Closed td928 closed 2 years ago
BIS filter:
Permit Type = A2 AND Job Desc. Contains "COMBIN*" AND Sprinkler is blank (new additional field to pull)
Additional Requirement:
NOW:
Housing needs to come up with logic. No work to be done for now.
Sorry I know I've asked this before, so getting it in writing is probably necessary. What is the difference between an A1 and A2 job?
The first place that A2 jobs are filtered out is actually on the upload to data library in this line where a SQL query is run on the socrata dataset. I'm don't like this design. First off all we have the same filter in sql/bis/_init.sql, which makes more sense conceptually. I think keeping data library as a store for "raw" information is more in line with our other pipelines. Wanted to get your opinion @td928 before I went forward with any changes
The first place that A2 jobs are filtered out is actually on the upload to data library in this line where a SQL query is run on the socrata dataset. I'm don't like this design. First off all we have the same filter in sql/bis/_init.sql, which makes more sense conceptually. I think keeping data library as a store for "raw" information is more in line with our other pipelines. Wanted to get your opinion @td928 before I went forward with any changes
lol my argument for it would be but it is so much fun! What else are we going to use our data library github action on if not for this kind of fancy footwork?
On a more serious note though, I do think it is probably saving us by reducing number of things we store on DO. It also affords us some control over some upstream source data without making change directly in data library. I am for keeping this design at least for now.
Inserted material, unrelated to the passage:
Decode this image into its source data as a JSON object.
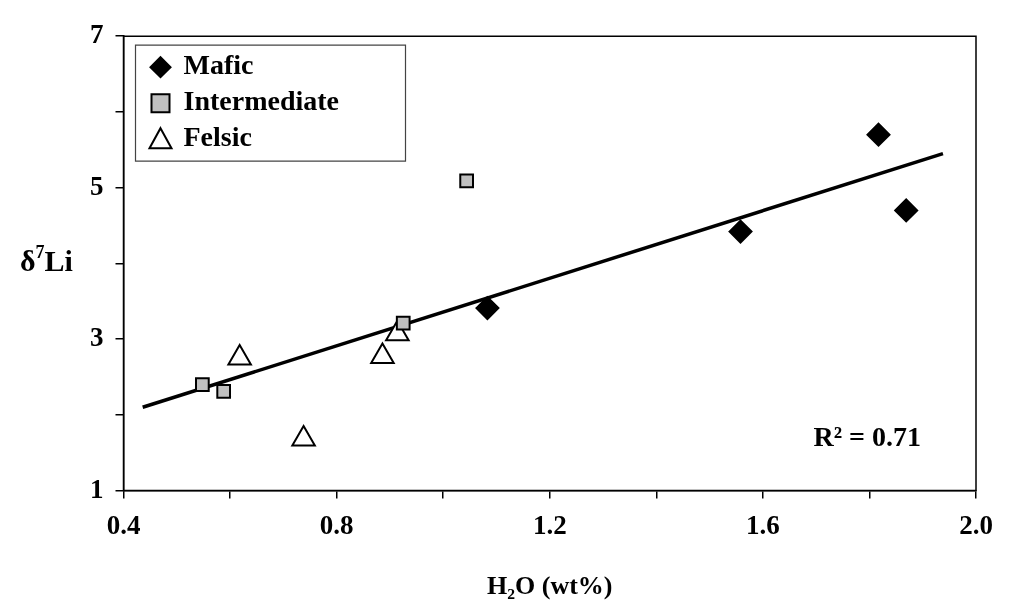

Aren't you worried it's a big pattern break though? It's the only place I know of that we use data library templates to apply a filter, and it took me a while to find the filter there as I didn't think to look. Would be nice to save the next person time by not having to look there. We have the same filter in the devDB code itself too so it's not like we need the filter in the template. If we are worried ab DO space we can just delete the dozens of builds associated with feature branches that got merged in, this is just one dataset
Like right now to make this improvement I would need to change the filter
jobtype LIKE '%A1%' OR
jobtype LIKE '%DM%' OR
jobtype LIKE '%NB%'
in both the template and sql/bin/_init.sql
. It's a good improvement to clean up the code this improvement only needs to be made in one place
I don't know if it is that bad to have it both places. For sure it increases the chances something might go wrong in two places. But I felt like it is helpful to think about the filter in build and in the ingest/geocode step. Also this might be one dataset but it is for sure a big one and job applications are pulled every week see here plus the geocoded files. Also we do use that create the row number which will only get filtered down to one record in the build. I would prefer if this could be accomplished all in the template step but failed to do so recalling this pr
I think it's definitely bad to have it in both places? Isn't DRY one of our important principles? Having the filter in both places makes this upgrade harder to implement. I'm not sure I follow the point about the row numbers and the de-duping, but if there's a good reason to keep the logic in the template then I can proceed from there. I think a better solution here might be google big query because we are saving so much redundant data right how. What we really need is a streaming solution, google big query is one we already use. Does that seem right to you?
Yes. But this is also ONE upgrade harder to implement. Think about the big picture taking this kind of templates out of all repo leads to basically every change we make to the ingestion on data library means we will need to 1)update the docker image for data library 2) update the library archive github actions 3) then run github actions in the repo and check if the data coming out this entire process is updated. Sure we have all templates in data library repo and we keep data library image updated this way but I think we lost a lot of flexibilities and make the maintenance of the tool much bigger part of our work.
wait I think we may have gotten signals crossed I'm not talking about moving the templates out of the pipeline repo right now. The more immediate issue is DRYing out the pipeline to make sure the filter for the correct sort of job only lives in one place. Although if we were going to keep A2 jobs in a separate table then maybe this line
AND jobtype ~* 'A1|DM|NB'
should stay where it is in sql/bin/_init.sql
.
Are there A2 jobs in dob now as well as bis? If not then making the A2 table can happen in sql/bin/_init.sql
right.
Housing Team found that some A2 jobs can bring about units change. Goal is to include those A2 jobs in HDB along with the A1 jobs.
Outstanding question:
What are filters to apply now we are including A2 for both the bis and now side of things.
would the current processing for CO automatically work this process? Or is additional logics required to bring on the units from COs?